Castle, Garranmaconly, Co. Laois
The castle’s history saw it pass through various hands; John Fitzpatrick occupied it in 1601, followed by Peter Buckley in 1665 and the Vicars family towards the close of the 1600s. Also known as Garranmaconly, meaning ‘the Grove of the Son of Conghalach’, the tower suffered significant damage around 1863 when its north and east walls collapsed to the foundations, though the remaining walls stayed intact.
The rectangular limestone structure measures 10.5 metres east to west and 8.3 metres north to south, built from roughly coursed rubble likely quarried from a site to the northwest.
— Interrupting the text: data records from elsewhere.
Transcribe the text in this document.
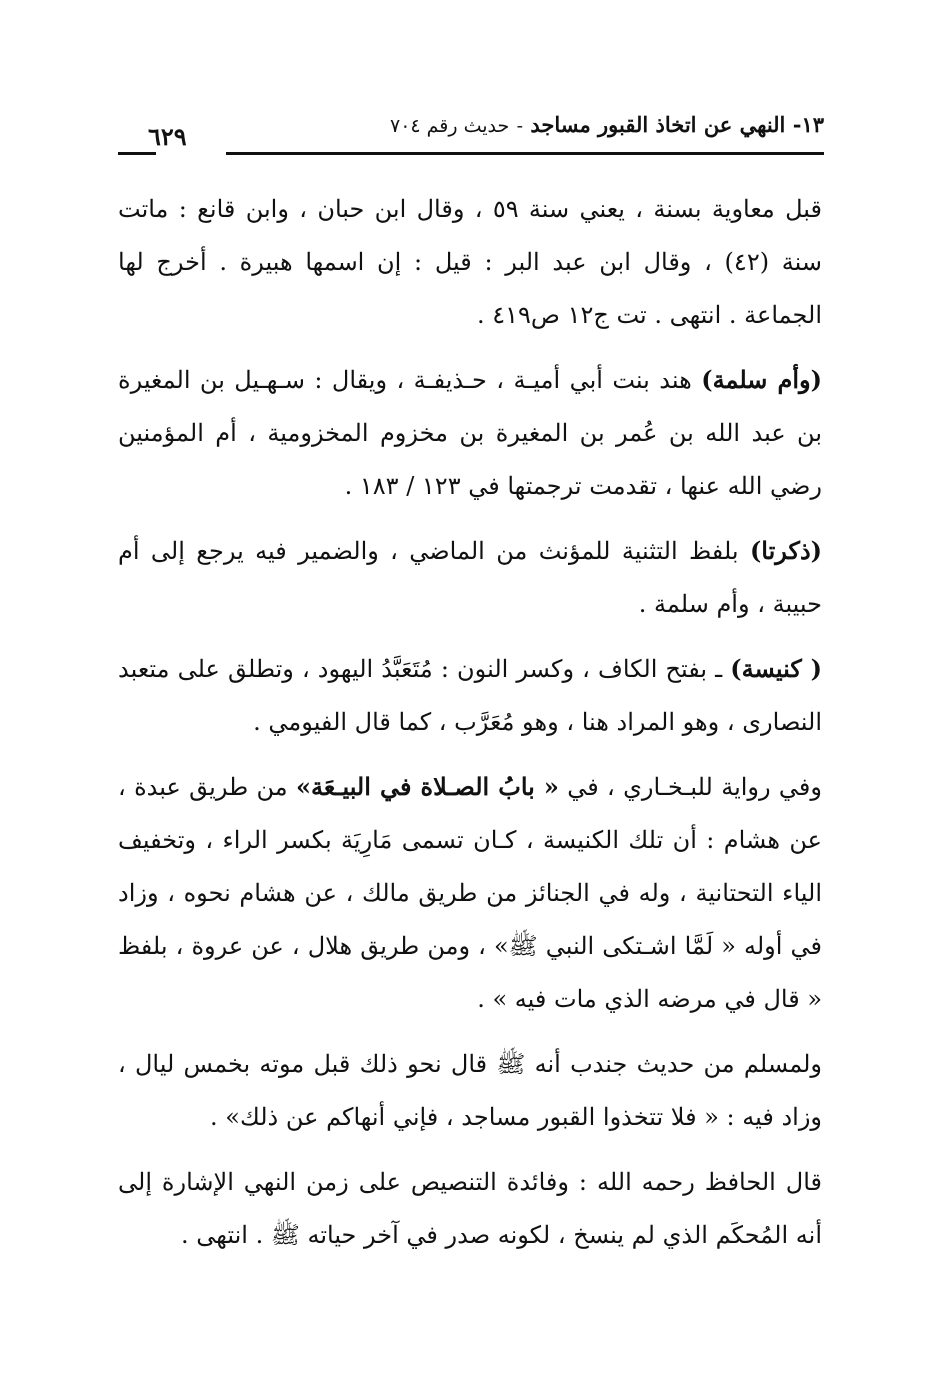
١٣- النهي عن اتخاذ القبور مساجد - حديث رقم ٧٠٤
٦٢٩

قبل معاوية بسنة ، يعني سنة ٥٩ ، وقال ابن حبان ، وابن قانع : ماتت سنة (٤٢) ، وقال ابن عبد البر : قيل : إن اسمها هبيرة . أخرج لها الجماعة . انتهى . تت ج١٢ ص٤١٩ .

(وأم سلمة) هند بنت أبي أميـة ، حـذيفـة ، ويقال : سـهـيل بن المغيرة بن عبد الله بن عُمر بن المغيرة بن مخزوم المخزومية ، أم المؤمنين رضي الله عنها ، تقدمت ترجمتها في ١٢٣ / ١٨٣ .

(ذكرتا) بلفظ التثنية للمؤنث من الماضي ، والضمير فيه يرجع إلى أم حبيبة ، وأم سلمة .

( كنيسة) ـ بفتح الكاف ، وكسر النون : مُتَعَبَّدُ اليهود ، وتطلق على متعبد النصارى ، وهو المراد هنا ، وهو مُعَرَّب ، كما قال الفيومي .

وفي رواية للبـخـاري ، في « بابُ الصـلاة في البيـعَة» من طريق عبدة ، عن هشام : أن تلك الكنيسة ، كـان تسمى مَارِيَة بكسر الراء ، وتخفيف الياء التحتانية ، وله في الجنائز من طريق مالك ، عن هشام نحوه ، وزاد في أوله « لَمَّا اشـتكى النبي ﷺ» ، ومن طريق هلال ، عن عروة ، بلفظ « قال في مرضه الذي مات فيه » .

ولمسلم من حديث جندب أنه ﷺ قال نحو ذلك قبل موته بخمس ليال ، وزاد فيه : « فلا تتخذوا القبور مساجد ، فإني أنهاكم عن ذلك» .

قال الحافظ رحمه الله : وفائدة التنصيص على زمن النهي الإشارة إلى أنه المُحكَم الذي لم ينسخ ، لكونه صدر في آخر حياته ﷺ . انتهى .
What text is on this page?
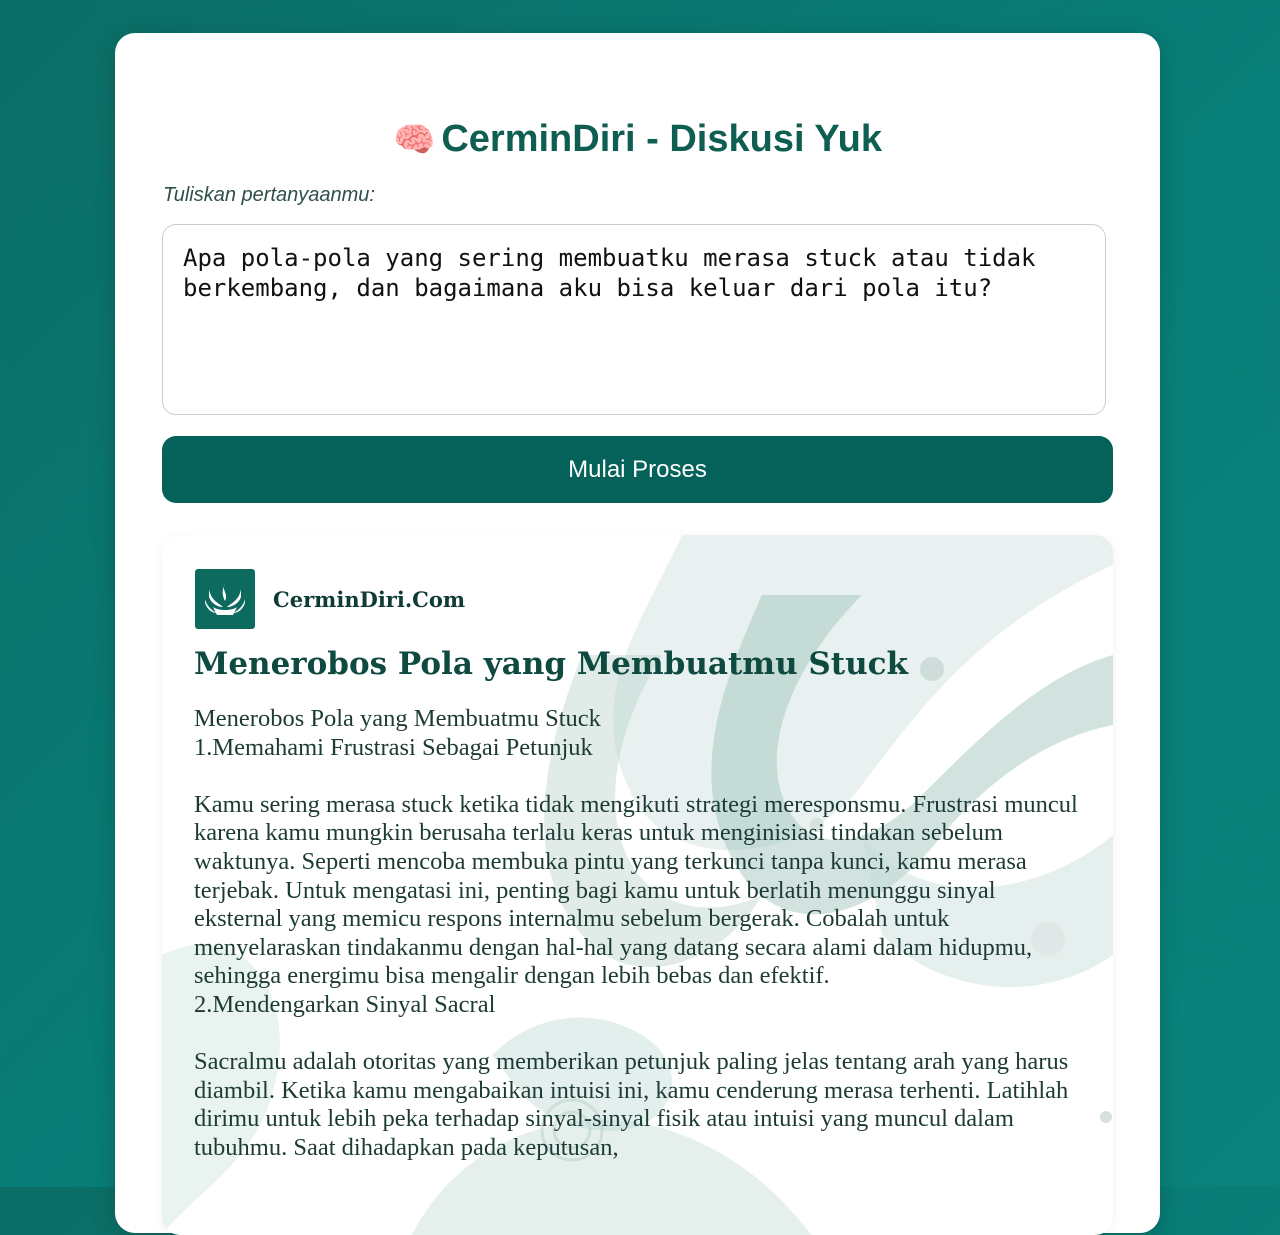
🧠 CerminDiri - Diskusi Yuk
Tuliskan pertanyaanmu:
Apa pola-pola yang sering membuatku merasa stuck atau tidak berkembang, dan bagaimana aku bisa keluar dari pola itu?
Mulai Proses
CerminDiri.Com
Menerobos Pola yang Membuatmu Stuck

Menerobos Pola yang Membuatmu Stuck

1.Memahami Frustrasi Sebagai Petunjuk

Kamu sering merasa stuck ketika tidak mengikuti strategi meresponsmu. Frustrasi muncul karena kamu mungkin berusaha terlalu keras untuk menginisiasi tindakan sebelum waktunya. Seperti mencoba membuka pintu yang terkunci tanpa kunci, kamu merasa terjebak. Untuk mengatasi ini, penting bagi kamu untuk berlatih menunggu sinyal eksternal yang memicu respons internalmu sebelum bergerak. Cobalah untuk menyelaraskan tindakanmu dengan hal-hal yang datang secara alami dalam hidupmu, sehingga energimu bisa mengalir dengan lebih bebas dan efektif.

2.Mendengarkan Sinyal Sacral

Sacralmu adalah otoritas yang memberikan petunjuk paling jelas tentang arah yang harus diambil. Ketika kamu mengabaikan intuisi ini, kamu cenderung merasa terhenti. Latihlah dirimu untuk lebih peka terhadap sinyal-sinyal fisik atau intuisi yang muncul dalam tubuhmu. Saat dihadapkan pada keputusan,
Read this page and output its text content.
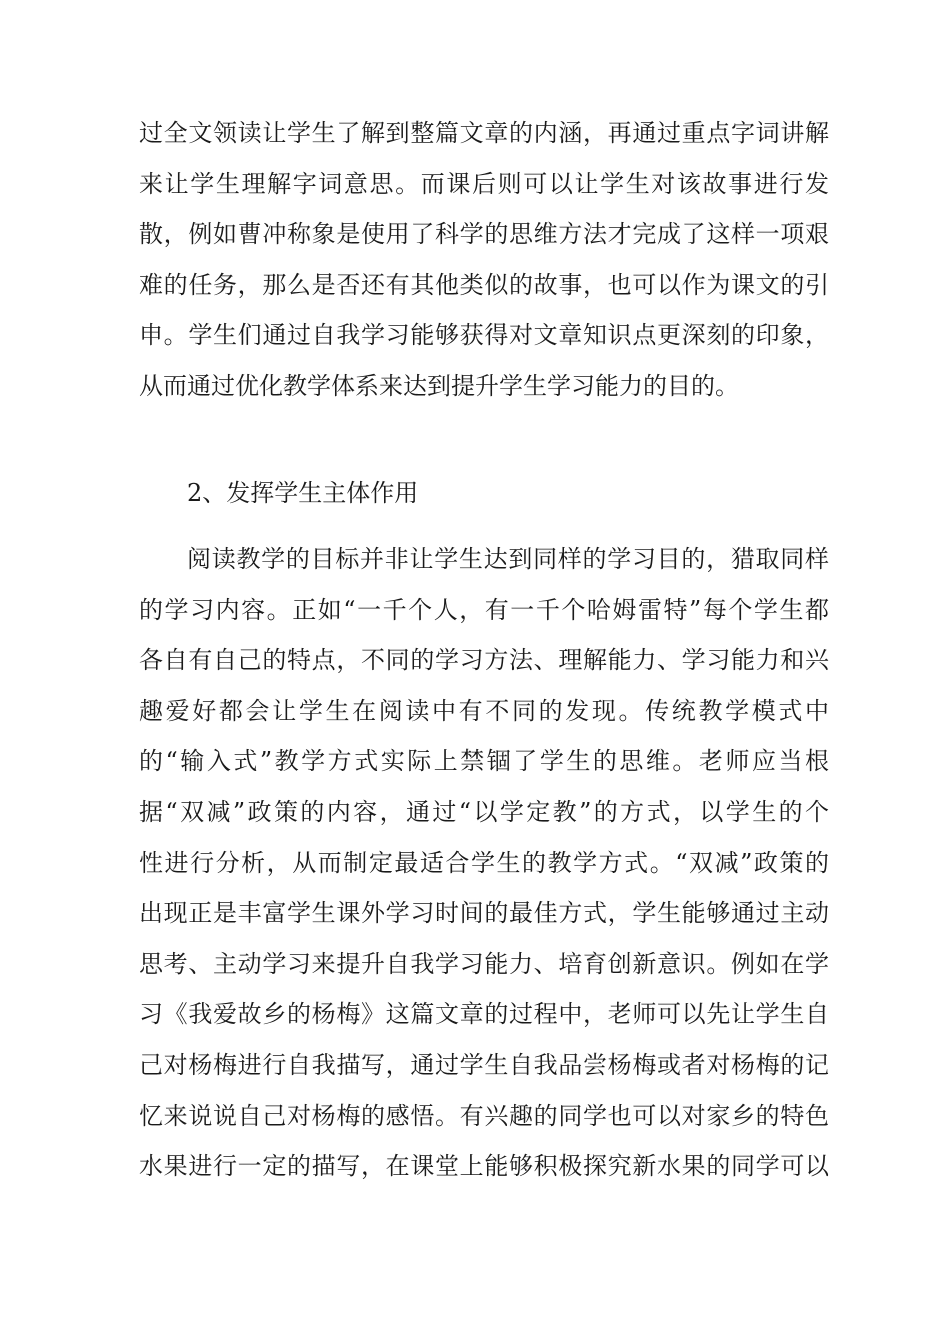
过全文领读让学生了解到整篇文章的内涵，再通过重点字词讲解
来让学生理解字词意思。而课后则可以让学生对该故事进行发
散，例如曹冲称象是使用了科学的思维方法才完成了这样一项艰
难的任务，那么是否还有其他类似的故事，也可以作为课文的引
申。学生们通过自我学习能够获得对文章知识点更深刻的印象，
从而通过优化教学体系来达到提升学生学习能力的目的。
2、发挥学生主体作用
阅读教学的目标并非让学生达到同样的学习目的，猎取同样
的学习内容。正如“一千个人，有一千个哈姆雷特”每个学生都
各自有自己的特点，不同的学习方法、理解能力、学习能力和兴
趣爱好都会让学生在阅读中有不同的发现。传统教学模式中
的“输入式”教学方式实际上禁锢了学生的思维。老师应当根
据“双减”政策的内容，通过“以学定教”的方式，以学生的个
性进行分析，从而制定最适合学生的教学方式。“双减”政策的
出现正是丰富学生课外学习时间的最佳方式，学生能够通过主动
思考、主动学习来提升自我学习能力、培育创新意识。例如在学
习《我爱故乡的杨梅》这篇文章的过程中，老师可以先让学生自
己对杨梅进行自我描写，通过学生自我品尝杨梅或者对杨梅的记
忆来说说自己对杨梅的感悟。有兴趣的同学也可以对家乡的特色
水果进行一定的描写，在课堂上能够积极探究新水果的同学可以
Its defensive features once included a projecting garderobe tower in the north wall and an entrance tower at the northwest angle, though the latter has completely collapsed. The tower house rises through multiple floors, each accessed via spiral stairs that were originally located at the northwest corner. The second and third floors featured fireplaces set into the north wall, with the third floor’s example displaying a fine Tudor arch with chamfered edges. Windows throughout the building range from single round-headed lights to twin-light rectangular openings, some retaining their original iron bars.
The tower’s military architecture is particularly evident in its upper levels, where a rectangular mural chamber on the third floor commands a double machicolation bristling with musket loops, functioning like a bartizan. The attic level once gave access to a wall walk that ingeniously passed through the interior of a large chimney stack via corbels, connecting to a circular bartizan at the northeast angle. Though much of the parapet has been lost, these surviving details paint a picture of a formidable defensive residence that combined domestic comfort with military practicality, typical of Irish tower houses of its era.